Others aren’t so easily comprehended, like passing the ball to an inferior teammate, or coming out of the game to let someone else play — even though he/she may not be as talented as you. Then there’s dealing with losing and learning from it. It can be difficult for grown men and women to take something from a defeat, let alone children.
It’s all part of the game, and sometimes, it’s part of life.
Interviewing those who recently lost a loved one is probably the hardest part of being a journalist, but it’s often in those talks that some of the greatest insight is discovered. One thing I’ve learned from those discussions is that sports can teach people a lot about life and how to deal with the good times and the bad.
I spoke to an old friend this week. We weren’t even teenagers when I met Michael A. Marsco III, better known as “Mick” to anyone who attended Liberty High School in the late 1990s. He was a junior when I was a freshman, and like most upperclassmen, he wasn’t really keen on being boys with a 14-year-old who ran his mouth way too much for a kid who was 5-foot-4 and 100 pounds. (I’ve since hit a growth spurt.)

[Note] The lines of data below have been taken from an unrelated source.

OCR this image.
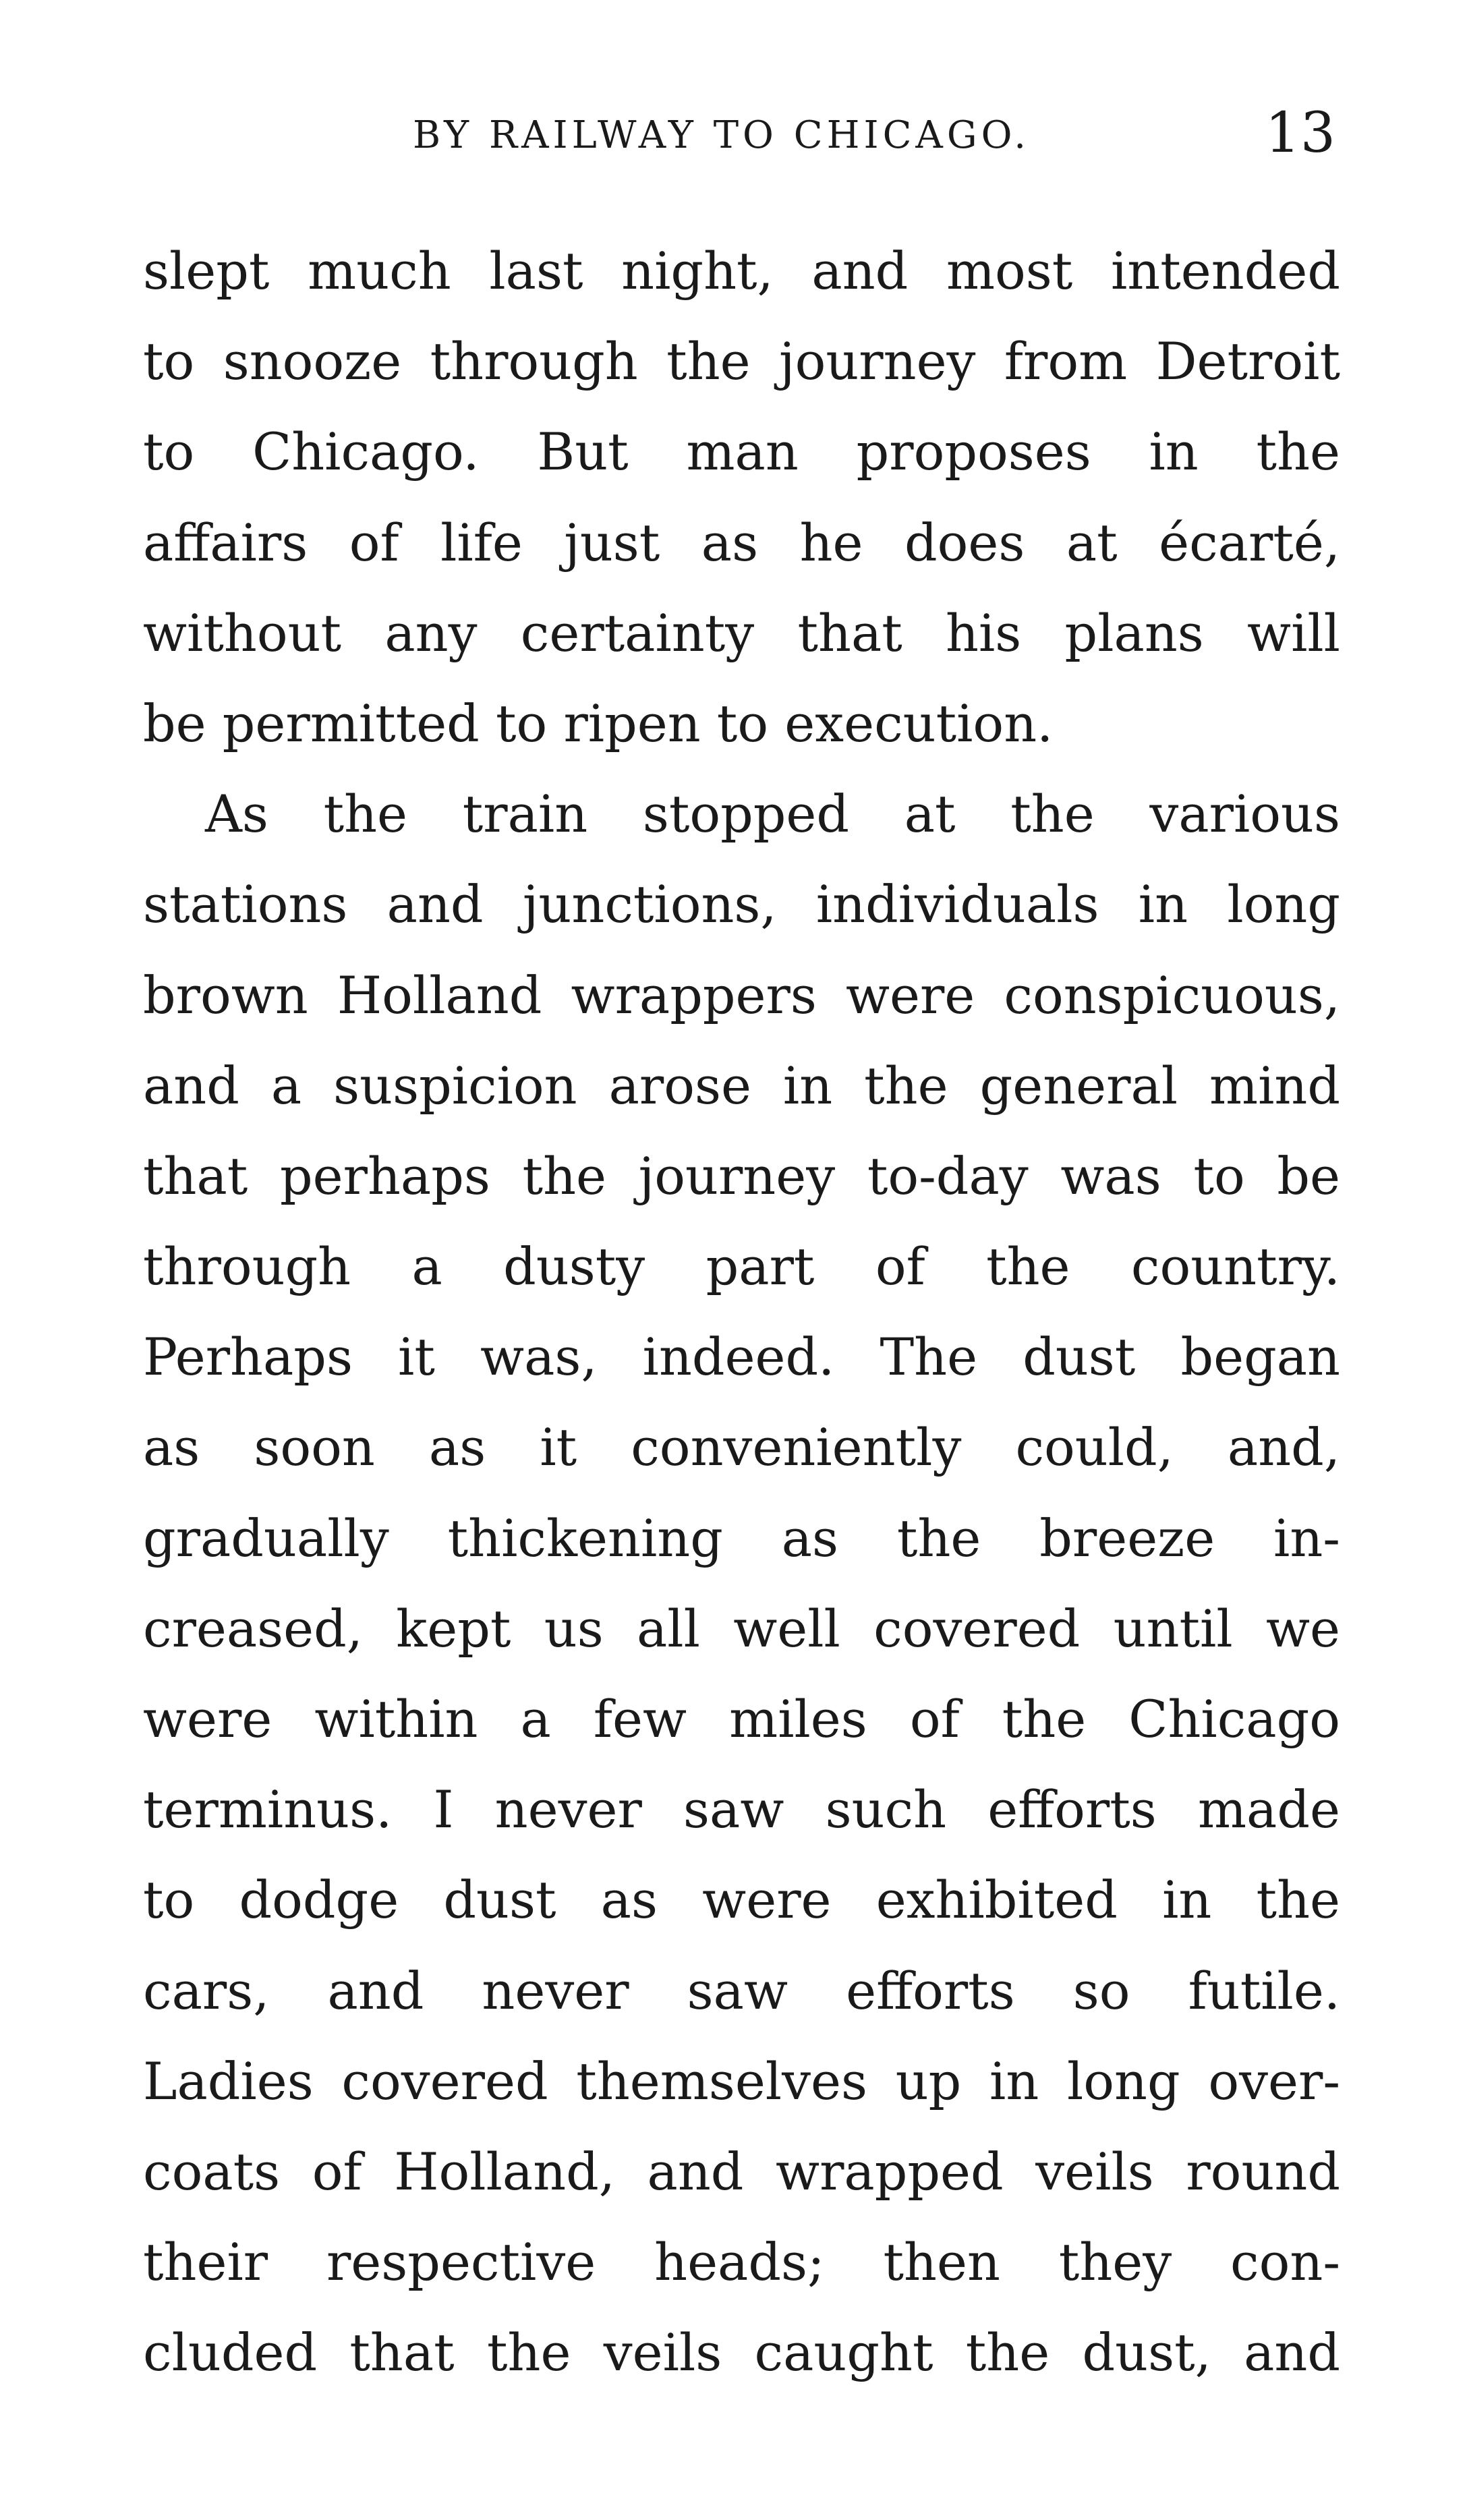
BY RAILWAY TO CHICAGO.	13
slept much last night, and most intended
to snooze through the journey from Detroit
to Chicago. But man proposes in the
affairs of life just as he does at écarté,
without any certainty that his plans will
be permitted to ripen to execution.
As the train stopped at the various
stations and junctions, individuals in long
brown Holland wrappers were conspicuous,
and a suspicion arose in the general mind
that perhaps the journey to-day was to be
through a dusty part of the country.
Perhaps it was, indeed. The dust began
as soon as it conveniently could, and,
gradually thickening as the breeze in-
creased, kept us all well covered until we
were within a few miles of the Chicago
terminus. I never saw such efforts made
to dodge dust as were exhibited in the
cars, and never saw efforts so futile.
Ladies covered themselves up in long over-
coats of Holland, and wrapped veils round
their respective heads; then they con-
cluded that the veils caught the dust, and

Nevertheless, I looked up to Mick. He was a Marsco, and people from Liberty respected the Marscos, in large part because just about anyone who ever played baseball in the township knew Michael Jr. Mick’s father was a fixture at Liberty’s Center Park, the hub of youth baseball in Liberty. It had three fields back in my day, but it now has five — thanks mainly to Michael Jr., who was the president of the Liberty Township Baseball Association for nearly two decades.

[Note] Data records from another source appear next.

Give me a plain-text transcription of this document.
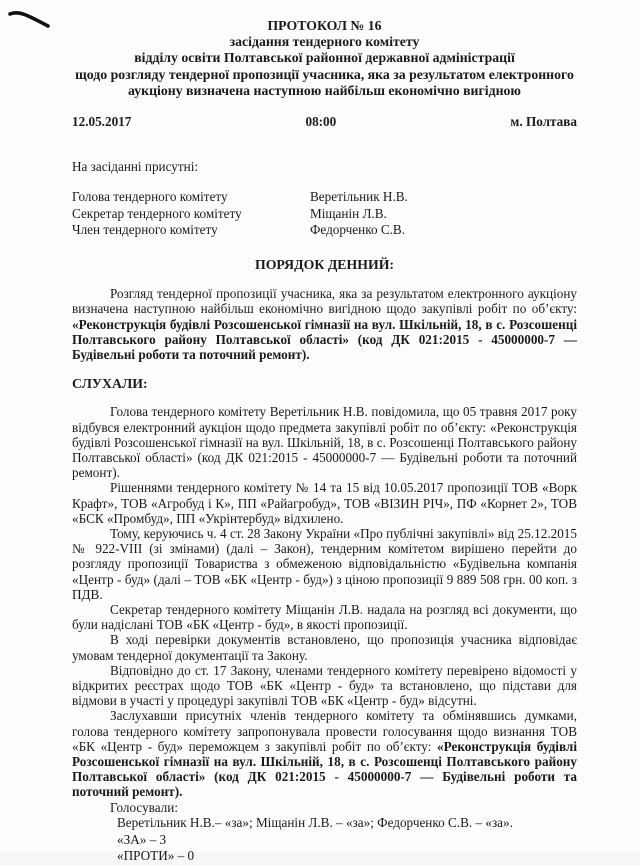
ПРОТОКОЛ № 16
засідання тендерного комітету
відділу освіти Полтавської районної державної адміністрації
щодо розгляду тендерної пропозиції учасника, яка за результатом електронного
аукціону визначена наступною найбільш економічно вигідною
12.05.2017	08:00	м. Полтава
На засіданні присутні:
Голова тендерного комітету	Веретільник Н.В.
Секретар тендерного комітету	Міщанін Л.В.
Член тендерного комітету	Федорченко С.В.
ПОРЯДОК ДЕННИЙ:

Розгляд тендерної пропозиції учасника, яка за результатом електронного аукціону визначена наступною найбільш економічно вигідною щодо закупівлі робіт по об’єкту: «Реконструкція будівлі Розсошенської гімназії на вул. Шкільній, 18, в с. Розсошенці Полтавського району Полтавської області» (код ДК 021:2015 - 45000000-7 — Будівельні роботи та поточний ремонт).

СЛУХАЛИ:

Голова тендерного комітету Веретільник Н.В. повідомила, що 05 травня 2017 року відбувся електронний аукціон щодо предмета закупівлі робіт по об’єкту: «Реконструкція будівлі Розсошенської гімназії на вул. Шкільній, 18, в с. Розсошенці Полтавського району Полтавської області» (код ДК 021:2015 - 45000000-7 — Будівельні роботи та поточний ремонт).

Рішеннями тендерного комітету № 14 та 15 від 10.05.2017 пропозиції ТОВ «Ворк Крафт», ТОВ «Агробуд і К», ПП «Райагробуд», ТОВ «ВІЗИН РІЧ», ПФ «Корнет 2», ТОВ «БСК «Промбуд», ПП «Укрінтербуд» відхилено.

Тому, керуючись ч. 4 ст. 28 Закону України «Про публічні закупівлі» від 25.12.2015 № 922-VIII (зі змінами) (далі – Закон), тендерним комітетом вирішено перейти до розгляду пропозиції Товариства з обмеженою відповідальністю «Будівельна компанія «Центр - буд» (далі – ТОВ «БК «Центр - буд») з ціною пропозиції 9 889 508 грн. 00 коп. з ПДВ.

Секретар тендерного комітету Міщанін Л.В. надала на розгляд всі документи, що були надіслані ТОВ «БК «Центр - буд», в якості пропозиції.

В ході перевірки документів встановлено, що пропозиція учасника відповідає умовам тендерної документації та Закону.

Відповідно до ст. 17 Закону, членами тендерного комітету перевірено відомості у відкритих реєстрах щодо ТОВ «БК «Центр - буд» та встановлено, що підстави для відмови в участі у процедурі закупівлі ТОВ «БК «Центр - буд» відсутні.

Заслухавши присутніх членів тендерного комітету та обмінявшись думками, голова тендерного комітету запропонувала провести голосування щодо визнання ТОВ «БК «Центр - буд» переможцем з закупівлі робіт по об’єкту: «Реконструкція будівлі Розсошенської гімназії на вул. Шкільній, 18, в с. Розсошенці Полтавського району Полтавської області» (код ДК 021:2015 - 45000000-7 — Будівельні роботи та поточний ремонт).

Голосували:
Веретільник Н.В.– «за»; Міщанін Л.В. – «за»; Федорченко С.В. – «за».
«ЗА» – 3
«ПРОТИ» – 0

Michael Jr. wasn’t just the president. He was a fun guy to be around, to talk to and to learn the game from. He walked around with a cool confidence about him that you hoped one day you could attain. (Kids these days would call it “swagger.”). He wasn’t going to pull candy out of his pocket or talk to you about how good he was back in his day for 15 minutes. He was going to help you as a baseball player and make you feel cooler for being in his presence.
Anyway, this conversation with Mick was unlike any other we’ve had over the years, and it’s not one either of us really wanted to have. Michael Jr. passed away in September 2018, just a few months after being diagnosed with cancer. To honor him, the LTBA created a huge sign that looks over one of the fields. The billboard-like sign reads “Mike Marsco Field” and has a large picture of Mike in the middle of it.
Mick, along with his sisters, Amanda and Shana, and several other family and friends, attended the ceremony this past weekend, and Mick did an interview with me a few days later. Talking about how everything has unfolded over the last few months couldn’t have been easy, but Mick did it with the same cool confidence that always seemed to radiate from his father.
The man who used to coach Mick and his sisters — in sports and life — has moved on, but there are clear remnants of his spirit living through his family.
“Looking back on it now, it was one of the greatest parts of my life,” said Mick of playing baseball for his father. “Now I get to relive it coaching my kids. My dad coaching me and being at all my events, whether it was baseball or my football games, I always knew that he was there, supporting me. And same with my mom (Luanne). My parents were always there supporting us, and just to know that your dad is coaching you, it’s an honor.
“Now that I look back and look at all the pictures that I have of the teams and just the pictures taken during games, they were great times, and I cherish those memories that I have. Those are the main reasons that I’m I doing that for my kids. That’s why I try to be at everything they do, and teach them the right way to play and have fun doing it.”
Lessons he learned from his father — and sports — are ones he now passes on to his children. Hmm. Quite the concept, huh?
I’m not a parent. I can’t imagine what it’s like to balance work and supporting a family with being at your kids’ events. Hopefully one day I will learn that balance, and maybe I can pass on some of the same traits my father has taught me.
The point is: Be involved — in sports and with your kids. You don’t have to be the president of the league or possess the unmistakable glow of Michael Marsco Jr. You just have to push them to participate, do your best to help out and try to show them, as Mick said, “the right way” to play.
They’ll probably take more from sports than you know, just as I did from a somber discussion with an old friend. Mick admitted that the memories and reminders of his father are everywhere, and they’re incredibly hard for him to think about, but they seem to be what’s inspiring him to be a better man.
If that’s not learning from loss, I don’t know what is.
Rest in peace, Michael A. Marsco Jr., knowing that your legacy is in safe hands.